I like to see good friends getting on as much as the next person. The sight of heads huddled in a cafe over a shared confidence, or peals of laughter ringing out on a train from a pair of besties on their way out for the day, does my heart good. But when those two close friends are BBC Newsnight presenter Emily Maitlis, and right wing Labour MP Jess Phillips, and their friendly chat is being broadcast to millions of people during a crucial General Election campaign, it doesn’t have quite the same heart warming effect.

But that’s what I bore witness to on Newsnight last night. Best friends, Jess and Emily went for a nice stroll in the more affluent part of Jess’s constituency so Jess could knock on a few doors and be seen for the hardworking, down to earth but laugh-a-minute MP she purports to be. Then they returned to the TV studio, which may as well have been a local cafe where best friends often go for a nice chat over tea and cake, because all that was missing was the tea and cake.
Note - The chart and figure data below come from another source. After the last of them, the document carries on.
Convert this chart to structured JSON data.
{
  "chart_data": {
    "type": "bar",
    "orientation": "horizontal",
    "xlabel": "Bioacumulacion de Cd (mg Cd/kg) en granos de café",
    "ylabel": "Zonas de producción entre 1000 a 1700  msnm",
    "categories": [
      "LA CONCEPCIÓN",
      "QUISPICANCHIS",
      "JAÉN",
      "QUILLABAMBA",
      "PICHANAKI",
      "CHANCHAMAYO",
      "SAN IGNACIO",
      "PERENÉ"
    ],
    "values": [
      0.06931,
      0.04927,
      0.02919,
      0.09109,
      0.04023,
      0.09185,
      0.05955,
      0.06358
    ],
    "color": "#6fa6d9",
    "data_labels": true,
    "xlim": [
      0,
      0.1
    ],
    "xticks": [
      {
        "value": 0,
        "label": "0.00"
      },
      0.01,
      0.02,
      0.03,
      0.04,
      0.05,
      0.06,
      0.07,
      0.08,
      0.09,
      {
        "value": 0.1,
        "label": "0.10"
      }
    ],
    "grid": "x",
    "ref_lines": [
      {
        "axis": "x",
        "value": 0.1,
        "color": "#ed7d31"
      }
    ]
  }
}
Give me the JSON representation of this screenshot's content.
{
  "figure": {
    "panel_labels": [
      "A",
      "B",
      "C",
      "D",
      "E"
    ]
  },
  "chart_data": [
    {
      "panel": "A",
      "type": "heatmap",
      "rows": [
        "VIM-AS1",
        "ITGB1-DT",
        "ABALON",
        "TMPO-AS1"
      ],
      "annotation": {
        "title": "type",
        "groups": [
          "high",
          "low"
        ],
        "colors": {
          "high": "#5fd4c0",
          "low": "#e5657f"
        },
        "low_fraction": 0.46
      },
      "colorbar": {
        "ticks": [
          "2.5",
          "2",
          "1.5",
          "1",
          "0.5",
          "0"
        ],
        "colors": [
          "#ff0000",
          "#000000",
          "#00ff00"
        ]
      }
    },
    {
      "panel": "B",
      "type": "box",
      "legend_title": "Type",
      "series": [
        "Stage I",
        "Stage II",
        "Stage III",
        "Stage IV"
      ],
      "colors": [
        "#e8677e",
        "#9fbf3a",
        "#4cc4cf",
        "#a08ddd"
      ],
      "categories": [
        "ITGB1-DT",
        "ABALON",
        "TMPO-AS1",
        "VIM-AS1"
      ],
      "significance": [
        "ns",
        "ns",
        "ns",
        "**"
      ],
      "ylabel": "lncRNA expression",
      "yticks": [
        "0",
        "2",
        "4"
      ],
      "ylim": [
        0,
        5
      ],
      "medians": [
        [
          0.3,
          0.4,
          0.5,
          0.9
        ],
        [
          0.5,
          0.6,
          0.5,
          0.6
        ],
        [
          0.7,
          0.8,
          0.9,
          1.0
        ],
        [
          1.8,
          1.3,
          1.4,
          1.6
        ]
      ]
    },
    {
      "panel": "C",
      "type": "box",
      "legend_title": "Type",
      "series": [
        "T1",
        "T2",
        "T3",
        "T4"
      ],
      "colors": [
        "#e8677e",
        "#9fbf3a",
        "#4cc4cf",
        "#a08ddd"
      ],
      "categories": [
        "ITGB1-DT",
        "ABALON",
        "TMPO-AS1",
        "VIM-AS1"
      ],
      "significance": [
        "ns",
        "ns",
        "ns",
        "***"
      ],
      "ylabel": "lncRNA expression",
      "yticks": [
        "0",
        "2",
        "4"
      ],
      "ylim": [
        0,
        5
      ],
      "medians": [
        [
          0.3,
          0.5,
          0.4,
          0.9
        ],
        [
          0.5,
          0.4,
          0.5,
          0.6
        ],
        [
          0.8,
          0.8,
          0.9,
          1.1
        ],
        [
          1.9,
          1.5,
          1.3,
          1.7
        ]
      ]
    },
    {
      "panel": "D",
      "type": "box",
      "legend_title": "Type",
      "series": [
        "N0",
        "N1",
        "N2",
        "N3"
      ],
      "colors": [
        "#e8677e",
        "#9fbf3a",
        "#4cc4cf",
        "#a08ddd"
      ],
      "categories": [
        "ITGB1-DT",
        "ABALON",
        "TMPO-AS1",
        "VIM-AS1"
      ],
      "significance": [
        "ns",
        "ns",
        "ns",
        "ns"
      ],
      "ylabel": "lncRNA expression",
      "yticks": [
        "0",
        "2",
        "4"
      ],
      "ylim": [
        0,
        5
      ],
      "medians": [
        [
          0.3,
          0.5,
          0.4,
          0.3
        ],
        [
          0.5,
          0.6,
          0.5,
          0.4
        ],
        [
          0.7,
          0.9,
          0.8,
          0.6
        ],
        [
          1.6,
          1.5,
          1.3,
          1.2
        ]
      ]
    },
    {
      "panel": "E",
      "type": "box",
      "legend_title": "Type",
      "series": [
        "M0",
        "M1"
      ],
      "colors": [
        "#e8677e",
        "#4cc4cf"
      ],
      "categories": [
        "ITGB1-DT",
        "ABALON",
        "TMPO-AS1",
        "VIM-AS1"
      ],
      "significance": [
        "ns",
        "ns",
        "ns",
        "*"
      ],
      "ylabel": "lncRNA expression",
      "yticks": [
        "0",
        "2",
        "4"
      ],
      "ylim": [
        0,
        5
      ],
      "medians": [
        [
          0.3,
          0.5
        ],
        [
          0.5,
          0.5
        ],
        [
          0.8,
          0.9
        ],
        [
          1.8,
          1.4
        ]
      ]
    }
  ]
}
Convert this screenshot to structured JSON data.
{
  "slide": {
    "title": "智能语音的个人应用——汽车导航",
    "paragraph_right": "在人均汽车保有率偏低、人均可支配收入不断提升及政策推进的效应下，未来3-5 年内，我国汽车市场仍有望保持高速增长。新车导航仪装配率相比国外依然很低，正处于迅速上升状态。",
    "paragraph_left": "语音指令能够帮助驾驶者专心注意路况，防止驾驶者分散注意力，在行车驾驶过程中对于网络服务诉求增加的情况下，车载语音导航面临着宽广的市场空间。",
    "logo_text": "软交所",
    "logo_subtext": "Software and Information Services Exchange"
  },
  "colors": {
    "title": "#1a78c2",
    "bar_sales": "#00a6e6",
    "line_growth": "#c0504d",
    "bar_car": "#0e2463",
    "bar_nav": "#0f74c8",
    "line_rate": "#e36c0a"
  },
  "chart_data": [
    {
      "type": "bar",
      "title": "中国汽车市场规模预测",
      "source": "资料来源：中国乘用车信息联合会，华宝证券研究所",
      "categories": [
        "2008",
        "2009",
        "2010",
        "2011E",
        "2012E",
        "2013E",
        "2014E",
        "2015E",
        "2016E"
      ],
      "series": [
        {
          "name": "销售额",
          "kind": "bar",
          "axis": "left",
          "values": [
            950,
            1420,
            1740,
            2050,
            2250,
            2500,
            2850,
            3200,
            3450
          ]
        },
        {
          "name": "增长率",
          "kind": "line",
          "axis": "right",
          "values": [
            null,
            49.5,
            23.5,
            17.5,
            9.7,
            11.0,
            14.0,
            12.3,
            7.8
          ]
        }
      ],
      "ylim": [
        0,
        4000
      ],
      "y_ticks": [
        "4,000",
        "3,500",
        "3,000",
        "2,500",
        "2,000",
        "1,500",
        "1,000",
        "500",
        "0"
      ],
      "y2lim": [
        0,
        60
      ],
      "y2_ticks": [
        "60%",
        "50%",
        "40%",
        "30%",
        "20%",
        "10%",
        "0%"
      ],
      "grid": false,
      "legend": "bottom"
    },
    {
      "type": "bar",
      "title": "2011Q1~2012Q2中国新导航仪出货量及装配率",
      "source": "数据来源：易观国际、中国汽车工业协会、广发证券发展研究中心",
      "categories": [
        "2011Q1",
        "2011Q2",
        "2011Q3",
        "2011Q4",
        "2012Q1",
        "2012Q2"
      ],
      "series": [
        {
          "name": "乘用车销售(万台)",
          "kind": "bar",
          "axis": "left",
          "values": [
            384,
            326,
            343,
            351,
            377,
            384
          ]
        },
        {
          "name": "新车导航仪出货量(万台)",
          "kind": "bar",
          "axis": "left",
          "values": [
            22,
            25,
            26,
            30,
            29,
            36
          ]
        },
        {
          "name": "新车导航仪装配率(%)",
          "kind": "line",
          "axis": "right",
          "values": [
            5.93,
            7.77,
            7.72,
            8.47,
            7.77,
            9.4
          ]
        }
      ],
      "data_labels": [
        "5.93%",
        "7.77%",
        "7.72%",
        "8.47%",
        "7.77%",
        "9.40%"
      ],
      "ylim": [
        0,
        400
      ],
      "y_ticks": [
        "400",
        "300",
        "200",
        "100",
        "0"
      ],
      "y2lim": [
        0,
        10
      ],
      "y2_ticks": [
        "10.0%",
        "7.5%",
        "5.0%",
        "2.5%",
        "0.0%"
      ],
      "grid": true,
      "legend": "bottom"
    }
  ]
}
They proceeded to have a cosy little chat about the leaked Labour manifesto and Jess, being the reasonable woman she is (rolls eyes), conceded it might prove a smidge helpful on the doorsteps, while I sat there seething and thinking, without Corbyn you’d be offering the electorate the same Tory Lite policies Labour have been offering them since the early 2000’s, driving them away in their droves. Emily gently asked her mate Jess, ‘So why is Jeremy Corbyn attracting such large crowds wherever he goes, but failing to attract voters around the country?’ This was a beautiful set up for bestie Jess to go for the goal. Salt of the earth Jess pulled the obligatory pained expression and replied something along the lines of, ‘well he’s always stuck in a positive feedback loop of people who support him,’ meaning he’s refusing to see the truth of how unpopular he really is. Then to try to inject some balance for show, Jess said the same was true of Theresa May.

This was the moment I knew for sure Jess and Emily were best friends with shared values and goals, not politican and interviewer, because at this point any interviewer with any professional integrity would have asked the following million dollar questions; questions I have yet to hear any interviewer on any tv channel or radio station ask any right wing Labour MP.

“Do you think the way you and your colleagues have spent the last 20 months openly and publicly denigrating Corbyn’s leadership at every available opportunity; writing about it in right wing newspapers, speaking of little else in TV and radio studios, tweeting about it, resigning over it, refusing to take up posts in his shadow cabinet because of it, forcing a second leadership contest to overthrow it, telling the public you can’t support it and can’t vote for it and want nothing whatsoever to do with it, is why you are hearing your own words about weak incompetent, hard-left leadership, mirrored back to you on the doorsteps? And when you do hear those words, do you get a warm fuzzy glow inside and think, wow haven’t I done well, or do you ever feel a pang of guilt knowing the biggest lag effect on Labour’s polling is Corbyn, and that’s largely because of your relentless and public acrimony? And if Labour do lose the General Election, will you and your colleagues take responsibility for the damage you did or will you pin the entire blame on Corbyn because it suits you to do so?”

But none of these questions were forthcoming just as they never are. I never got to see Jess made to squirm and no interviewer will ever make her or her faction squirm. That’s because they’re best friends, and they are ALL in it together!